Solo tre giorni dopo quella ragazza sarebbe stata ritrovata morta e il figlio venduto ad un macello per essere ucciso e fatto a pezzi, pronto ad essere diviso tra un gruppo di famiglie affamate.
Dopo dieci minuti anche le altre tre persone davanti a loro finirono di convertire la carne in biglietti. Il vecchio uomo del Limbo che gestiva la baracca di legno fissava tutti con aria di superiorità, come se nemmeno fossero umani ma semplici cani randagi desiderosi di cibo. Era un barbuto anziano dal capo pelato e due profonde paludi come occhi, un omaccione ben piazzato che faceva quel lavoro da quando Innania ne aveva memoria, pieno di tatuaggi e scarabocchi che provavano ad illudere le persone di qualche sua origine Alastoriana. I due semplicemente ignorarono i modi sgarbati dell'uomo, ormai abituati ai soprusi compiuti dalle persone più potenti di loro. Sapevano bene quando valeva la pena lottare per il loro onore e quando dovevano solo chinare il capo. L'attempato signore inziò a contare ad alta voce le carni, urlando con l'aria scocciata di chi non aveva mai apprezzato il lavoro né la fatica, mentre lanciava con poca grazia il nutrimento in una cassa di legno facendo un gran fracasso e bestemmiando con fragore quando i pezzi di cadavere cadevano sul pavimento, macchiandolo di sangue. Puzzava di alcol e ogni tanto aggiungeva fette di carne inesistenti al suo conto, passando senza problemi dal 55 al 63, ma la coppia decise comunque di non correggerlo, chiudendosi in un complice silenzio. Alla fine l'ubriaco poggiò sul banco una busta di plastica macchiata di cremisi lungo i lati. Essa conteneva almeno duecento biglietti e qualche rimasuglio di carne grassa.

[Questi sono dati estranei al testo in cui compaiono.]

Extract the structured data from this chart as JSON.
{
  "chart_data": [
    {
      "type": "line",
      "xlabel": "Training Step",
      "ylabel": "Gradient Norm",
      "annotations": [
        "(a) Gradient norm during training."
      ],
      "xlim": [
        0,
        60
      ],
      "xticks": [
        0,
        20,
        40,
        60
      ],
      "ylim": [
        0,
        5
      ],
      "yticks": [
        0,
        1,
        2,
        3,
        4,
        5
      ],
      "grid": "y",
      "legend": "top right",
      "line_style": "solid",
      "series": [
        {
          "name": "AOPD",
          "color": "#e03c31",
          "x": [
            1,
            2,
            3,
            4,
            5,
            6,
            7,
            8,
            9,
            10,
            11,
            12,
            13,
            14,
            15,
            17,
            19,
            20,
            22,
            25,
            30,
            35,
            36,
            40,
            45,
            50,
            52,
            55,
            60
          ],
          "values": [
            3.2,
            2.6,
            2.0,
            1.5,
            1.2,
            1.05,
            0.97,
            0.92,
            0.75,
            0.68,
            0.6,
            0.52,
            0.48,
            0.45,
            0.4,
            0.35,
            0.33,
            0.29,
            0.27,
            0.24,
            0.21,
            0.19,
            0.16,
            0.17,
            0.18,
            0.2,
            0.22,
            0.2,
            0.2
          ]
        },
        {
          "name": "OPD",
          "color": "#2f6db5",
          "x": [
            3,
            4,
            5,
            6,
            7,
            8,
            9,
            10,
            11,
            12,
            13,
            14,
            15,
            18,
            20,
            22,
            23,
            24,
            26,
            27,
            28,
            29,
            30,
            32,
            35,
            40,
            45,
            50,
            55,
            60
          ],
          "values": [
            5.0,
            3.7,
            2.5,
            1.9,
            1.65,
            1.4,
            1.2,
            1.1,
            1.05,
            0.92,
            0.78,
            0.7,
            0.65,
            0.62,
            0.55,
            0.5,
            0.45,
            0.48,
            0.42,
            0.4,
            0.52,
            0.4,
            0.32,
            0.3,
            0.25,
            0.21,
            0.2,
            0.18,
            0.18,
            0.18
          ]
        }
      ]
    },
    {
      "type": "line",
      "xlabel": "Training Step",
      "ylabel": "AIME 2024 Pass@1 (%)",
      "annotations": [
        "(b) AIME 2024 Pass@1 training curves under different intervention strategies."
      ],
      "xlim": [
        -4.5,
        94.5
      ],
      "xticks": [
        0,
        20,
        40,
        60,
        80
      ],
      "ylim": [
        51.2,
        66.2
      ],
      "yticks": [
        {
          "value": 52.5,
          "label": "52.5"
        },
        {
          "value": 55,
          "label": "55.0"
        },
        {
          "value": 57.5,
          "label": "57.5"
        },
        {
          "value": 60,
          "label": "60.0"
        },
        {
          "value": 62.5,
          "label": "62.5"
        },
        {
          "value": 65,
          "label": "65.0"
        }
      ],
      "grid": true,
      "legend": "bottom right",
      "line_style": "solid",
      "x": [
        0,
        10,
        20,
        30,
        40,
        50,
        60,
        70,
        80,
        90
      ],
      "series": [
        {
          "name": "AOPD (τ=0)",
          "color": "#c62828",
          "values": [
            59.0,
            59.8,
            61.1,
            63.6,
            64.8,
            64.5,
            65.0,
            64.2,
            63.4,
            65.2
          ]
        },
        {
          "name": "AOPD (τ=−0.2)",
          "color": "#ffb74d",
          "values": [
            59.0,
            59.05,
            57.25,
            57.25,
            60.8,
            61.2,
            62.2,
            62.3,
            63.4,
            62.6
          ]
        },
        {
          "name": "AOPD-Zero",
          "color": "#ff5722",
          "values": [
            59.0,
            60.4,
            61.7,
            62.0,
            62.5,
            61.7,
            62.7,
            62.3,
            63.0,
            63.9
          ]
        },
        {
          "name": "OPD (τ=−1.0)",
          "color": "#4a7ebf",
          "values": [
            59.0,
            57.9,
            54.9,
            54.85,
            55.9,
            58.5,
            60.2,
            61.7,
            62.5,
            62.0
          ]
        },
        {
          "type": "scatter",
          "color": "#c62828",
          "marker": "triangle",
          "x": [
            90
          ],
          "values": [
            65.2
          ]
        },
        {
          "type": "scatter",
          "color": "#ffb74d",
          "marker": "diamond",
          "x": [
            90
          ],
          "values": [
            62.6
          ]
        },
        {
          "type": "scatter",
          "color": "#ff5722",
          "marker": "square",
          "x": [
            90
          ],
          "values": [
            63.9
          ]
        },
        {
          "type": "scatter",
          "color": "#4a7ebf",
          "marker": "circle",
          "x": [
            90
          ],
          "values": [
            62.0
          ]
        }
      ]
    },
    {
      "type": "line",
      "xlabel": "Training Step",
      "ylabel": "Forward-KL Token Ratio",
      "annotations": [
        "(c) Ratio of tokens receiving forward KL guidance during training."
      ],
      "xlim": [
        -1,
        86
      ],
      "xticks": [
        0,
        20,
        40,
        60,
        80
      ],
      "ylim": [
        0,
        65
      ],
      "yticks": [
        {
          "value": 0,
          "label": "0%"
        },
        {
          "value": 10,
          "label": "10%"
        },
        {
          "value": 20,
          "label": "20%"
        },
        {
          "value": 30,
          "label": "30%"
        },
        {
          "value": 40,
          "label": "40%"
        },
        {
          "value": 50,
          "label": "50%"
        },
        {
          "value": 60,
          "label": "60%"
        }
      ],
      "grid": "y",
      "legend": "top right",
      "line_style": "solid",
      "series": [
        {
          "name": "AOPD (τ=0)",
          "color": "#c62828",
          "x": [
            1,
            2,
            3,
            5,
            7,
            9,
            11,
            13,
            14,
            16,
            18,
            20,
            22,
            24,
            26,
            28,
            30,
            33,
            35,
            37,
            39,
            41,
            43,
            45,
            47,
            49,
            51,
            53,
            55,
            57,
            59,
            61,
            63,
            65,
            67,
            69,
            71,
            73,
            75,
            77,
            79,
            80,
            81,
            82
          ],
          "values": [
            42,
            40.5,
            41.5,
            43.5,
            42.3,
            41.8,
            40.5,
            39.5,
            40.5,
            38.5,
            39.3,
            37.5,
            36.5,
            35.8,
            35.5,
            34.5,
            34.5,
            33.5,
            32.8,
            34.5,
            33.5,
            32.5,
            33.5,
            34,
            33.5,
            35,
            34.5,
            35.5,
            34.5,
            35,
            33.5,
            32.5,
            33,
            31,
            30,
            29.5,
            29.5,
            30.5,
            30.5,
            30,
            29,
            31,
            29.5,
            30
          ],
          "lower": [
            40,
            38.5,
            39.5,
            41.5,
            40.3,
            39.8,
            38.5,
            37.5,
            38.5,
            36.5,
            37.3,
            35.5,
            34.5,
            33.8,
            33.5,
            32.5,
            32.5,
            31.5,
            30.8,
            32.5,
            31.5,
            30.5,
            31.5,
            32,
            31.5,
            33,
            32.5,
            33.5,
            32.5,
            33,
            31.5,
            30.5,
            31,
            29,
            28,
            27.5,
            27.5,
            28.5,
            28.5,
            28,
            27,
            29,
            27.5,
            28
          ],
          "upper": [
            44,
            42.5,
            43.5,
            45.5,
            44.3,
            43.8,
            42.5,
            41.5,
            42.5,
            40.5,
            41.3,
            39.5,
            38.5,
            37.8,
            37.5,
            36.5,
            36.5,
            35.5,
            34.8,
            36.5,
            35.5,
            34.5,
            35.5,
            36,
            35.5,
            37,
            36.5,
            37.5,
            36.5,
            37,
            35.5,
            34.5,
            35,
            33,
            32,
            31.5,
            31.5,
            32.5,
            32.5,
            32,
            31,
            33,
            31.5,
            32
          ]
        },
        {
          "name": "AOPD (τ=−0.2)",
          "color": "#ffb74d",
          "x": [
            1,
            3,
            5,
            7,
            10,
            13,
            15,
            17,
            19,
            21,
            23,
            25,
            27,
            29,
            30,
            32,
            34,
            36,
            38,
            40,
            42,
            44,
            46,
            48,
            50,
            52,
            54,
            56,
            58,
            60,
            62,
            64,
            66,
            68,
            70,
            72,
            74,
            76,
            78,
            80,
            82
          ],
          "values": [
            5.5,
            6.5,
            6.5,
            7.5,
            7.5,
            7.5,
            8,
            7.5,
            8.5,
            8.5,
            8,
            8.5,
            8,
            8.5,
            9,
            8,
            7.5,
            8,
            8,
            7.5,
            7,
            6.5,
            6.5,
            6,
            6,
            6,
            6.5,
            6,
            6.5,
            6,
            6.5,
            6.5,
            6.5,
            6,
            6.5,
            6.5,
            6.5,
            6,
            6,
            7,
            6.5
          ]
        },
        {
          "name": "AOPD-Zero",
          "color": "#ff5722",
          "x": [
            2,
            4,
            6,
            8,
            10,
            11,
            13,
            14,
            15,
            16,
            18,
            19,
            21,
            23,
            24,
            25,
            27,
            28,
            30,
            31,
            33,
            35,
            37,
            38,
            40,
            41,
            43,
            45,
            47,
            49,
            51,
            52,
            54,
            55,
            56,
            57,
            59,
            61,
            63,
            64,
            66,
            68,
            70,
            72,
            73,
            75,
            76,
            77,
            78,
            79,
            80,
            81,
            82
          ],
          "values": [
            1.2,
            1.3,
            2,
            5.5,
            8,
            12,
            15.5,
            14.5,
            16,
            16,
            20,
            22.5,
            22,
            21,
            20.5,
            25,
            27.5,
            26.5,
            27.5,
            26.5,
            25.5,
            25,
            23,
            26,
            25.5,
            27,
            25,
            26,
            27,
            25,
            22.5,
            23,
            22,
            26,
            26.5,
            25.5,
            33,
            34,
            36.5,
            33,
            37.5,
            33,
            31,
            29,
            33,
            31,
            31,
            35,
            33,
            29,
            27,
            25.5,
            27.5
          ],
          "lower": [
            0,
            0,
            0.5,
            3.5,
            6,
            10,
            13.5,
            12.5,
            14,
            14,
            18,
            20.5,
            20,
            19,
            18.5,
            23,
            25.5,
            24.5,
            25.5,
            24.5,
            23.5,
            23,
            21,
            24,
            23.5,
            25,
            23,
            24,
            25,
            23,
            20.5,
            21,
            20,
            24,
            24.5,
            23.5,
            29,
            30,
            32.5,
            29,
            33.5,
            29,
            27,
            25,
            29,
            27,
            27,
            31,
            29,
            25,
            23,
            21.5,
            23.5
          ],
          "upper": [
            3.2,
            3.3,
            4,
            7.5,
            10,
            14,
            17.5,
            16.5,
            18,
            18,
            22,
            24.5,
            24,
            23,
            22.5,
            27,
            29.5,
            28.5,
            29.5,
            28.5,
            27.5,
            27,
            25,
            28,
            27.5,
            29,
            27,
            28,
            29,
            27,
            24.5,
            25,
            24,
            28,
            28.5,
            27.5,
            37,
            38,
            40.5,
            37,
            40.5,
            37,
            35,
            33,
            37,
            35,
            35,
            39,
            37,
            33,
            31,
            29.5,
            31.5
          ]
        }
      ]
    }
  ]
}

Per la prima volta Innania inziò seriamente a credere che quella volta sarebbero riusciti a vincere, che potevano farcela sul serio, che sarebbe riuscita a salvare lo zio e poi l'intera città di Mimica. Per un secondo si concesse di assaporare una vittoria rara e sfuggente, l'ultima possibilità di salvezza dello zio. Costrinse se stessa a non piangere davanti al padre adottivo, non voleva mostrarsi debole. Lei doveva essere il suo palo, un punto saldo a cui aggrapparsi quando le cose andavano male. Così nascose quella gioia sofferta in una battuta, come era solita fare quando non sapeva come spiegare a parole i suoi sentimenti
《Quando saremo ricchi voglio due o tre puttane al mio seguito》scherzò sotto lo sguardo divertito e al contempo indignato dello zio, che però sembrava privo della speranza che contraddistingueva la figlia in quel momento.

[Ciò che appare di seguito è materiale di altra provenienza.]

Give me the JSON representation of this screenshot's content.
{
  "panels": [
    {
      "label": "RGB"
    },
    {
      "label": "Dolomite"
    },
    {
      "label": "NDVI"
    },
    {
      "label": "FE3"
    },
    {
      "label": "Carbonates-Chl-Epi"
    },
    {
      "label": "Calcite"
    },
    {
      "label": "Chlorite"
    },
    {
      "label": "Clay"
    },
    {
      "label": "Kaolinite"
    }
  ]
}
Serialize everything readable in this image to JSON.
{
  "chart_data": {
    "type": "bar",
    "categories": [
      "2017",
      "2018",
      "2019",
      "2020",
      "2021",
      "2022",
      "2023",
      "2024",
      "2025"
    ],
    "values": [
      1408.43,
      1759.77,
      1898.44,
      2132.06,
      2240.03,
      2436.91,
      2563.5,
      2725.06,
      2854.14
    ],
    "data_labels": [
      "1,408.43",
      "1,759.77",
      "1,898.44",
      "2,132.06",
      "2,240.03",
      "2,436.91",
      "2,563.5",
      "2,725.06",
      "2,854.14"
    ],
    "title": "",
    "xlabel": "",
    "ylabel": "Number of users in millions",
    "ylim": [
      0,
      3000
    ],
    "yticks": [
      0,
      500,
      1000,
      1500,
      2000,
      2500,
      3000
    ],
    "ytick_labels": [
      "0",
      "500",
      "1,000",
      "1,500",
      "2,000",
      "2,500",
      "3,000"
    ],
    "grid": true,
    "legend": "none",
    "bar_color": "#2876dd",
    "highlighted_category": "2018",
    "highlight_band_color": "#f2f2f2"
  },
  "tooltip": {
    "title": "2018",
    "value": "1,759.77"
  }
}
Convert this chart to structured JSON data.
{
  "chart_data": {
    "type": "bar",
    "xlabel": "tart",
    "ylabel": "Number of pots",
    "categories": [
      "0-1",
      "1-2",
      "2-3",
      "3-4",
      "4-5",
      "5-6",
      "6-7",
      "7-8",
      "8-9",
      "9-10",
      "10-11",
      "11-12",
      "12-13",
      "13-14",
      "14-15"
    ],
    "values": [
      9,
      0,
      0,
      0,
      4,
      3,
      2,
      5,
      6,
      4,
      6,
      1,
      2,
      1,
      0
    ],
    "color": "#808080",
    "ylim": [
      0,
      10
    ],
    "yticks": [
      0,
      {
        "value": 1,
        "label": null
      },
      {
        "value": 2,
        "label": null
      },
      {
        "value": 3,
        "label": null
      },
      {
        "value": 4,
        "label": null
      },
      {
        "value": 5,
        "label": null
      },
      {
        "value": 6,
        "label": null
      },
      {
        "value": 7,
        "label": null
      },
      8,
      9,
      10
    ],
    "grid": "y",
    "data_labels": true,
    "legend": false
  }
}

《Ti ricordo che l'ultima donna che hai provato a conquistare ha costretto il padre ad inseguirti con un fucile》rispose socompigliandole i capelli castani
《Si sarà spaventata a causa del mio fascino terrificante》provò a giustificarsi la ragazza tentando di sfuggire alla stretta giocosa del padre. Proprio in quel momento di pace Innania non vide una macchia di sangue formatasi sotto i suoi piedi, finendo per scivolarci sopra e urtare erroneamente una giovane ragazza che si trovava lì per caso.

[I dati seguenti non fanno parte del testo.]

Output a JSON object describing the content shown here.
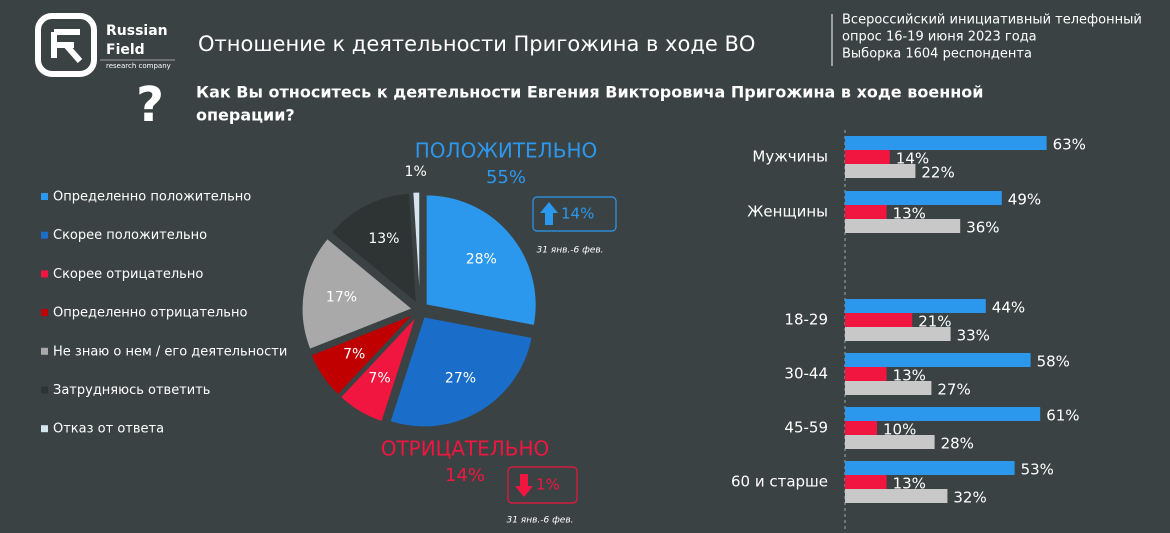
{
  "header": {
    "brand_line1": "Russian",
    "brand_line2": "Field",
    "brand_line3": "research company",
    "title": "Отношение к деятельности Пригожина в ходе ВО",
    "note_line1": "Всероссийский инициативный телефонный",
    "note_line2": "опрос 16-19 июня 2023 года",
    "note_line3": "Выборка 1604 респондента"
  },
  "question_line1": "Как Вы относитесь к деятельности Евгения Викторовича Пригожина в ходе военной",
  "question_line2": "операции?",
  "chart_data": [
    {
      "type": "pie",
      "categories": [
        "Определенно положительно",
        "Скорее положительно",
        "Скорее отрицательно",
        "Определенно отрицательно",
        "Не знаю о нем / его деятельности",
        "Затрудняюсь ответить",
        "Отказ от ответа"
      ],
      "values": [
        28,
        27,
        7,
        7,
        17,
        13,
        1
      ],
      "value_labels": [
        "28%",
        "27%",
        "7%",
        "7%",
        "17%",
        "13%",
        "1%"
      ],
      "colors": [
        "#2b98ee",
        "#1a6dc8",
        "#f0163f",
        "#c00000",
        "#a9a9a9",
        "#2e3434",
        "#d6e4f0"
      ],
      "annotations": [
        {
          "text": "ПОЛОЖИТЕЛЬНО",
          "value": 55,
          "value_label": "55%",
          "color": "#2b98ee",
          "change": {
            "value": 14,
            "label": "14%",
            "direction": "up",
            "period": "31 янв.-6 фев."
          }
        },
        {
          "text": "ОТРИЦАТЕЛЬНО",
          "value": 14,
          "value_label": "14%",
          "color": "#f0163f",
          "change": {
            "value": 1,
            "label": "1%",
            "direction": "down",
            "period": "31 янв.-6 фев."
          }
        }
      ]
    },
    {
      "type": "bar",
      "orientation": "horizontal",
      "categories": [
        "Мужчины",
        "Женщины",
        "18-29",
        "30-44",
        "45-59",
        "60 и старше"
      ],
      "xlim": [
        0,
        100
      ],
      "series": [
        {
          "color": "#2b98ee",
          "values": [
            63,
            49,
            44,
            58,
            61,
            53
          ],
          "value_labels": [
            "63%",
            "49%",
            "44%",
            "58%",
            "61%",
            "53%"
          ]
        },
        {
          "color": "#f0163f",
          "values": [
            14,
            13,
            21,
            13,
            10,
            13
          ],
          "value_labels": [
            "14%",
            "13%",
            "21%",
            "13%",
            "10%",
            "13%"
          ]
        },
        {
          "color": "#c8c8c8",
          "values": [
            22,
            36,
            33,
            27,
            28,
            32
          ],
          "value_labels": [
            "22%",
            "36%",
            "33%",
            "27%",
            "28%",
            "32%"
          ]
        }
      ]
    }
  ]
}
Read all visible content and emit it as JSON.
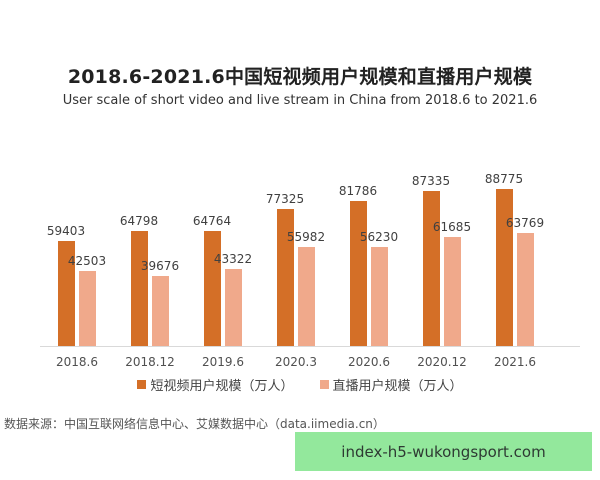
{
  "chart_data": {
    "type": "bar",
    "title": "2018.6-2021.6中国短视频用户规模和直播用户规模",
    "subtitle": "User scale of short video and live stream in China from 2018.6 to 2021.6",
    "categories": [
      "2018.6",
      "2018.12",
      "2019.6",
      "2020.3",
      "2020.6",
      "2020.12",
      "2021.6"
    ],
    "series": [
      {
        "name": "短视频用户规模（万人）",
        "color": "#d46f27",
        "values": [
          59403,
          64798,
          64764,
          77325,
          81786,
          87335,
          88775
        ]
      },
      {
        "name": "直播用户规模（万人）",
        "color": "#f0a98b",
        "values": [
          42503,
          39676,
          43322,
          55982,
          56230,
          61685,
          63769
        ]
      }
    ],
    "xlabel": "",
    "ylabel": "",
    "ylim": [
      0,
      100000
    ],
    "grid": false,
    "legend_position": "bottom",
    "data_labels": true
  },
  "source": "数据来源：中国互联网络信息中心、艾媒数据中心（data.iimedia.cn）",
  "watermark": "index-h5-wukongsport.com"
}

Se in quel momento non fosse caduta, se il destino, il karma o il fato non avessero scelto quella sorte tanto tremenda per una donna così giusta, molto probabilmente la sua sarebbe stata una vita infelice, segnata dal lutto e dal dolore, ma comunque quella giovane avrebbe continuato ad avere una morale e a tenere stretti i suoi pochi principi di vita, senza voltarsi le spalle. Ma così non fu, e Dio riservò ad una persona così buona un destino persino peggiore rispetto alla tristezza eterna
E così Eva raccolse la mela da terra.